The ‘Rethink the Sink’ campaign was created in partnership with Irish Water and asks cooks to correctly dispose of fats, oils, or greases (FOGs).
A recent survey showed that four in 10 people pour hot oils down the sink after cooking, which can cause blockages in pipe and sewer networks.
According to Clean Coasts, FOGs should be collected in a heatproof container, such as a carton, tin or jar, allowed to cool, and then thrown in the rubbish bin.
“FOGs may seem like liquid when poured, but they cool and harden as they travel along the pipes and can cause blockages in our homes, businesses, the public sewer network, and wastewater treatment plants, and can even lead to overflows of sewage in our communities and pollution in rivers, on beaches, and in the ocean,” a spokesperson for Clean Coasts said.

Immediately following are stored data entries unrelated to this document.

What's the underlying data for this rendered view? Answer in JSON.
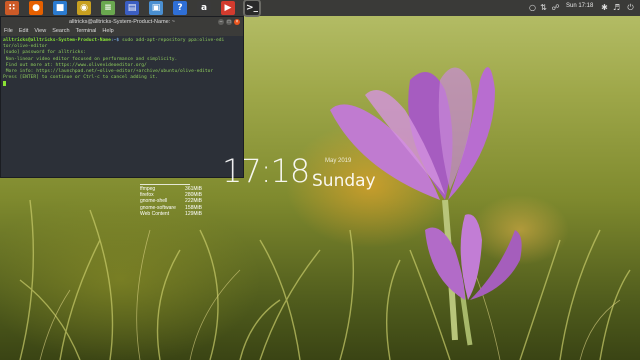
{
  "topbar": {
    "clock": "Sun 17:18",
    "dock_items": [
      {
        "name": "dash-home-icon",
        "glyph": "∷",
        "color": "#cc5a27"
      },
      {
        "name": "firefox-icon",
        "glyph": "●",
        "color": "#e66000"
      },
      {
        "name": "windows-explorer-icon",
        "glyph": "■",
        "color": "#2b7bd0"
      },
      {
        "name": "webcam-icon",
        "glyph": "◉",
        "color": "#c8a020"
      },
      {
        "name": "system-monitor-icon",
        "glyph": "≡",
        "color": "#6aa84f"
      },
      {
        "name": "document-viewer-icon",
        "glyph": "▤",
        "color": "#3b5ec2"
      },
      {
        "name": "files-icon",
        "glyph": "▣",
        "color": "#4a8fd1"
      },
      {
        "name": "help-icon",
        "glyph": "?",
        "color": "#2f6fd6"
      },
      {
        "name": "amazon-icon",
        "glyph": "a",
        "color": "#3a3a3a"
      },
      {
        "name": "screen-recorder-icon",
        "glyph": "▶",
        "color": "#d23b2e"
      },
      {
        "name": "terminal-icon",
        "glyph": ">_",
        "color": "#2a2a2a"
      }
    ]
  },
  "terminal": {
    "title": "alltricks@alltricks-System-Product-Name: ~",
    "menu": [
      "File",
      "Edit",
      "View",
      "Search",
      "Terminal",
      "Help"
    ],
    "prompt_user": "alltricks@alltricks-System-Product-Name",
    "prompt_path": ":~$",
    "command": " sudo add-apt-repository ppa:olive-edi",
    "lines": [
      "tor/olive-editor",
      "[sudo] password for alltricks:",
      " Non-linear video editor focused on performance and simplicity.",
      "",
      " Find out more at: https://www.olivevideoeditor.org/",
      " More info: https://launchpad.net/~olive-editor/+archive/ubuntu/olive-editor",
      "Press [ENTER] to continue or Ctrl-c to cancel adding it."
    ]
  },
  "conky": {
    "time": "17:18",
    "weekday": "Sunday",
    "date": "May 2019",
    "processes": [
      {
        "name": "ffmpeg",
        "mem": "361MiB"
      },
      {
        "name": "firefox",
        "mem": "280MiB"
      },
      {
        "name": "gnome-shell",
        "mem": "222MiB"
      },
      {
        "name": "gnome-software",
        "mem": "158MiB"
      },
      {
        "name": "Web Content",
        "mem": "129MiB"
      }
    ]
  }
}
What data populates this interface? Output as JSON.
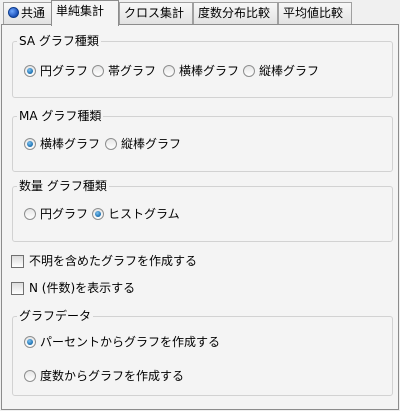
{
  "tabs": [
    {
      "label": "共通"
    },
    {
      "label": "単純集計"
    },
    {
      "label": "クロス集計"
    },
    {
      "label": "度数分布比較"
    },
    {
      "label": "平均値比較"
    }
  ],
  "sa_group": {
    "title": "SA グラフ種類",
    "options": [
      "円グラフ",
      "帯グラフ",
      "横棒グラフ",
      "縦棒グラフ"
    ],
    "selected": "円グラフ"
  },
  "ma_group": {
    "title": "MA グラフ種類",
    "options": [
      "横棒グラフ",
      "縦棒グラフ"
    ],
    "selected": "横棒グラフ"
  },
  "quantity_group": {
    "title": "数量 グラフ種類",
    "options": [
      "円グラフ",
      "ヒストグラム"
    ],
    "selected": "ヒストグラム"
  },
  "checkboxes": {
    "include_unknown": {
      "label": "不明を含めたグラフを作成する",
      "checked": false
    },
    "show_n": {
      "label": "N (件数)を表示する",
      "checked": false
    }
  },
  "graph_data_group": {
    "title": "グラフデータ",
    "options": [
      "パーセントからグラフを作成する",
      "度数からグラフを作成する"
    ],
    "selected": "パーセントからグラフを作成する"
  }
}
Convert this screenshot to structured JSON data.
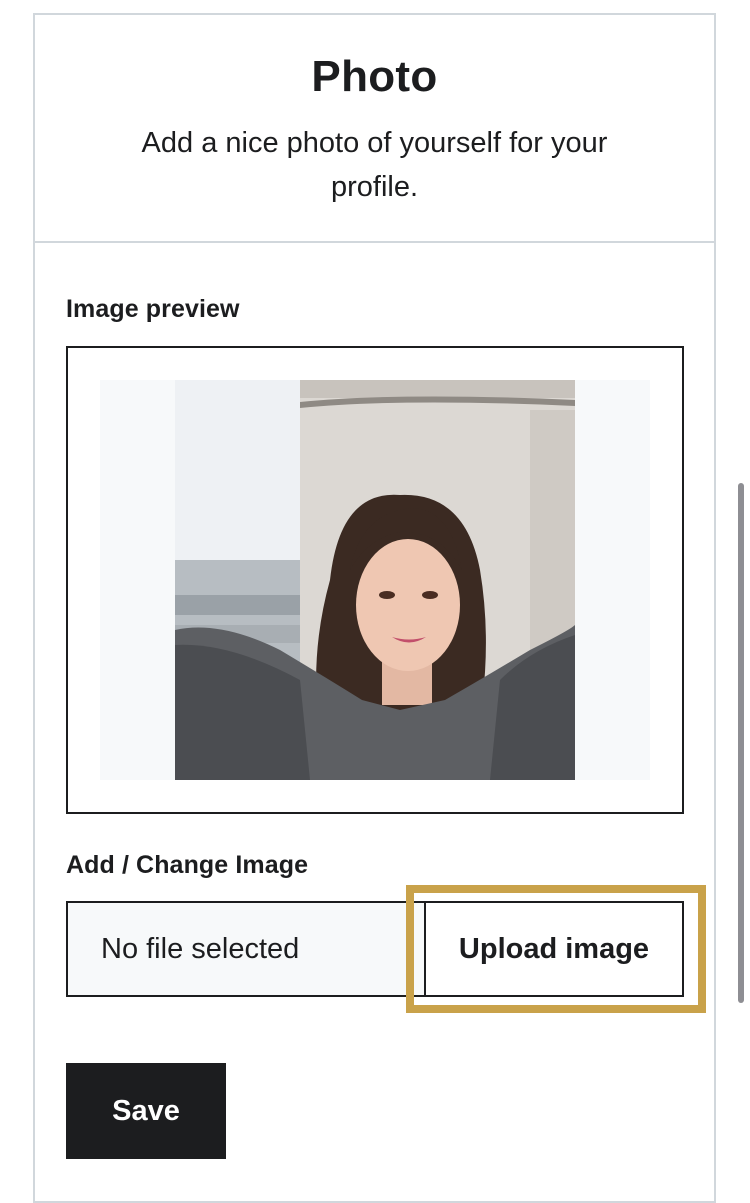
{
  "header": {
    "title": "Photo",
    "subtitle": "Add a nice photo of yourself for your profile."
  },
  "preview": {
    "label": "Image preview",
    "image_alt": "profile-photo"
  },
  "upload": {
    "label": "Add / Change Image",
    "file_status": "No file selected",
    "button_label": "Upload image"
  },
  "actions": {
    "save_label": "Save"
  },
  "colors": {
    "text": "#1c1d1f",
    "border": "#d1d7dc",
    "focus_ring": "#c9a24a",
    "canvas_bg": "#f7f9fa",
    "primary_button": "#1c1d1f"
  }
}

“When FOGs combine with wipes and other sewage-related litter, fatbergs can form. Irish Water clears hundreds of blockages including fatbergs from the wastewater network every week.”
A number of celebrity chefs have teamed up with the organisations to promote the campaign, including Kevin Dundon, Gina Daly, JP McMahon, and Cork’s Lilly Higgins.
“This campaign provides valuable information on how to dispose of those residue fats on baking trays and pans so that sinks and waterways stay clean and clear,” Ms Higgins said.
Ian Ó Mahony of Irish Water added: “Last year we responded to approximately 10,000 customer notified blockages along the wastewater network.
“We are reminding the public to ‘Think Before You Pour’ this Easter to help us safeguard the wastewater network and local environment.”